If I expect hitting ~400,000,000 is ever going to be likely in the lifetime of the data, far before the difference between 2 or 4 000,000,000 is a consideration, I'm already going to go for a larger key so doubling up by using negative values isn't going to make much difference.
You don't want to be making a change to something core like a PK in four years time, but you even less want to do it in eight years time. In both cases if the design lasts that long you've long forgotten details and many other bits & bobs have started to depend on the key so the changes needing to be made grow massively, and even that single table is going to be massive work to change (unless most of the data gets deleted after a time) as it contains that many rows, then you have all those that refer to it with FKs to work on also.
No, you're not missing anything. Identities are meant to be meaningless internal-only surrogates which are for the computer to allocate and deal with, and the computer doesn't care whether you use positive or negative numbers.
However.. it's never quite that simple. There will always be a human somewhere trying to read these things, comprehend them, and reconcile them. We just find it harder to think about massive negative numbers than about massive positive ones. Don't make it harder on people trying to make your system work. Eventually these will leak - into reports, external references, screens. Try telling customer minus two billion they have to use a phone key pad to enter their customer ID to access their account!

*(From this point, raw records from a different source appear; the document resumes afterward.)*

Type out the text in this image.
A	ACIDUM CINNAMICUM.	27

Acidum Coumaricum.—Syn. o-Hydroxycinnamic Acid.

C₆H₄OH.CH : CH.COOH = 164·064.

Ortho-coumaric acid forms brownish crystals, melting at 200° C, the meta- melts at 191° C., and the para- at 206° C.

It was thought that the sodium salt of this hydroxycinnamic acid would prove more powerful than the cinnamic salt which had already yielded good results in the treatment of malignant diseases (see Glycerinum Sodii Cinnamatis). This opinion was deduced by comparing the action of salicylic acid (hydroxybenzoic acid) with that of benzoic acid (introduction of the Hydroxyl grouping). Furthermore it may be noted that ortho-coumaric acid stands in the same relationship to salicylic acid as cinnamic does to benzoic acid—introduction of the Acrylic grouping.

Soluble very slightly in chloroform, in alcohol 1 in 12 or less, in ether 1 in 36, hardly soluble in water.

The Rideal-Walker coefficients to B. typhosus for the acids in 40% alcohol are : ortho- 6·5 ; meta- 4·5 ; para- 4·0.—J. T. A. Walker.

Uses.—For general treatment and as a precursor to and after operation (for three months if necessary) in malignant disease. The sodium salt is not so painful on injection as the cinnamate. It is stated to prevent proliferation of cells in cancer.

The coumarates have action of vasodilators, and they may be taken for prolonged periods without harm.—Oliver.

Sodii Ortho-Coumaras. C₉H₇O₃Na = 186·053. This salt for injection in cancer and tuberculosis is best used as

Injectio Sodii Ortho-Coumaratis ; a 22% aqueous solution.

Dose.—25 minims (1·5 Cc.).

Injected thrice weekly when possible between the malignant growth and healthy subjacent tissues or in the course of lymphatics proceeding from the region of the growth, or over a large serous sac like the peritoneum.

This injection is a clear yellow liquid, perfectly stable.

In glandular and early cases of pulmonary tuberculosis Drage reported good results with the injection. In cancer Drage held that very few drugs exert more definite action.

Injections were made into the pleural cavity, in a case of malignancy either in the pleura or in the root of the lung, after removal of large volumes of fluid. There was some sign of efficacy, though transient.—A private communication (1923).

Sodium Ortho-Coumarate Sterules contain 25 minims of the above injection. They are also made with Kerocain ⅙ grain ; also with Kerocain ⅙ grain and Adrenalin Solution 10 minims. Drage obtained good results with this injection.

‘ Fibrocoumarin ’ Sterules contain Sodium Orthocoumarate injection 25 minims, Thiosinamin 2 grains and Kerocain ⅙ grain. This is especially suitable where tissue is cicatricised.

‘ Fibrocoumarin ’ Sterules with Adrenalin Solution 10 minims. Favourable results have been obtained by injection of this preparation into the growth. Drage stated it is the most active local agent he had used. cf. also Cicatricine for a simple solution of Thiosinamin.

If you think there is any chance of overflowing the identity in any likely future just use the larger datatype straight away. The considerations that drove Y2K problems are past. Disk is cheap. The extra memory used per query can be balanced against the peace of mind knowing the application is designed for a 50 year lifespan. You won't have to implement extra monitoring against the day 4 (or 8!) years from now when the last integer is allocated.
I know of one system which overflowed and the identities were decremented by 2.1Bn, effectively re-starting at int.Min. I've seen another use negative identities but fail because logging cast them to varchar(10) truncating the minus sign. I know another where the identity was defined as numeric(18,0), just to be sure. And I've seen another overflow without a plan in place, bringing the system down for some time. Because when you do reach int.max you have, by definition, four billion rows to deal with, and that doesn't make for a fun weekend.